Interview réalisée par M@x Born, le 1er décembre 2017 à Paris
 

C'est bien à l'abri, dans la réserve  discrète du Hard Rock Café parisien que nous avons rencontré Arno, membre et producteur du groupe CYLEW. Tombé très tôt dans la grande marmite musicale, il nous livre ci-dessous son parcours et celui de son groupe :

 

UR : Comment prononce t on le nom de groupe ?

Arno : Cyliou

A quel âge as-tu commencé à t'intéresser à la musique ?

Très tôt car mon père qui est mélomane m'a bercé aux Beatles, aux Stones mais aussi à AC/DC et à des choses un tout petit peu plus violentes, enfin le violent de l'époque. Mon père m'avait découpé une silhouette de Stratocaster dans du bois, j'avais six ans, et le premier truc que j'avais essayé de faire a été de clouer des scoubidous pour faire des cordes (rires).

Et ça marchait bien ?

Pas du tout, mon père m'a dit que je faisais un peu de peine et m'a acheté une guitare classique, j'ai donc commencé à jouer à six ans, j'ai pris des cours et, à dix ans, j'ai eu la chance de rencontrer en sixième au collège quelqu'un qui était batteur. On s'est demandé ce qu'on pourrait bien faire le samedi au lieu d'aller jouer au foot et nous avons commencé à faire de la musique. C'est à ce moment-là que cela a vraiment démarré.

Que la guitare ?

Oui que la guitare au départ.

Tu joues de la basse sur l'album.

Le noyau dur du groupe est un trio, en live on emmène un bassiste avec nous

Ton papa t'a donné l'impulsion, quels sont les groupes qui t'ont donné envie d'aller plus loin ?

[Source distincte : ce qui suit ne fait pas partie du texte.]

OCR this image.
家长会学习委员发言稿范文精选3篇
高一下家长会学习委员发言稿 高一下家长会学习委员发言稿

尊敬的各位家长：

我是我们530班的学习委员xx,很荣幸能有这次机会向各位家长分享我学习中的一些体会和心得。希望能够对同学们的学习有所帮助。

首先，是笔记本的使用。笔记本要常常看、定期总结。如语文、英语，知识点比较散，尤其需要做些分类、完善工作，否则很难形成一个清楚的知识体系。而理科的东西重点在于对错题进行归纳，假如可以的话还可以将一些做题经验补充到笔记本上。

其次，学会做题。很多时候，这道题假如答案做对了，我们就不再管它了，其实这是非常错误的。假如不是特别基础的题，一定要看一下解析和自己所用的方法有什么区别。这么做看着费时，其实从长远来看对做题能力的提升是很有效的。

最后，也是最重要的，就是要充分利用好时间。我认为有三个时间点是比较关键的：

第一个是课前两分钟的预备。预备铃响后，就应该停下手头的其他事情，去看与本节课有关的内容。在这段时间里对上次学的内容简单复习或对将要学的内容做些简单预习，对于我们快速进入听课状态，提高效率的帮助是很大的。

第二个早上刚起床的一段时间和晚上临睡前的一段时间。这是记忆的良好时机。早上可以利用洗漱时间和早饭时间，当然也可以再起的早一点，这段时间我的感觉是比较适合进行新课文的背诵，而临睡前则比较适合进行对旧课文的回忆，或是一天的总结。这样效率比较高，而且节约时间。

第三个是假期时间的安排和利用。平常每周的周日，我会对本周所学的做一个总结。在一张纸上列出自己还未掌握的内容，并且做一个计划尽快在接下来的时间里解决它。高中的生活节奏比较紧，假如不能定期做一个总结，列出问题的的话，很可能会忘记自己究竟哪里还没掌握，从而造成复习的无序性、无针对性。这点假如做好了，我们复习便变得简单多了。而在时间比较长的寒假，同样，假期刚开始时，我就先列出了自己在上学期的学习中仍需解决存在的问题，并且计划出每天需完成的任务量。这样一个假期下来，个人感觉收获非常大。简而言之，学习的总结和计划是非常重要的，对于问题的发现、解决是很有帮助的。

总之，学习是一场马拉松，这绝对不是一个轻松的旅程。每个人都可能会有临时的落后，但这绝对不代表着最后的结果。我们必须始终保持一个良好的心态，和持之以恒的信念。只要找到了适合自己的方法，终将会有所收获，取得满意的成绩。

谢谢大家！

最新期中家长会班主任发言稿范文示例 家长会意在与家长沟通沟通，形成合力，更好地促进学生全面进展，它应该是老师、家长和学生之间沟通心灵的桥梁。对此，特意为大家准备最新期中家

Dans l'ordre, Led Zeppelin, Metallica, Guns'n Roses et surtout Metallica quand j'ai vu la vidéo qui accompagnait le Black Album, je devais avoir onze ans quand il est sorti, j'ai vu cette vidéo dont la première partie se passe en studio et je me suis dit qu'il y avait un gars en plus avec eux, qui touche des boutons, des manettes, qui leur dit quoi faire, qui structure les morceaux, c'est un peu un chef d'orchestre dans le rock'n roll, je me suis intéressé à ce métier et très vite je suis allé vers ça.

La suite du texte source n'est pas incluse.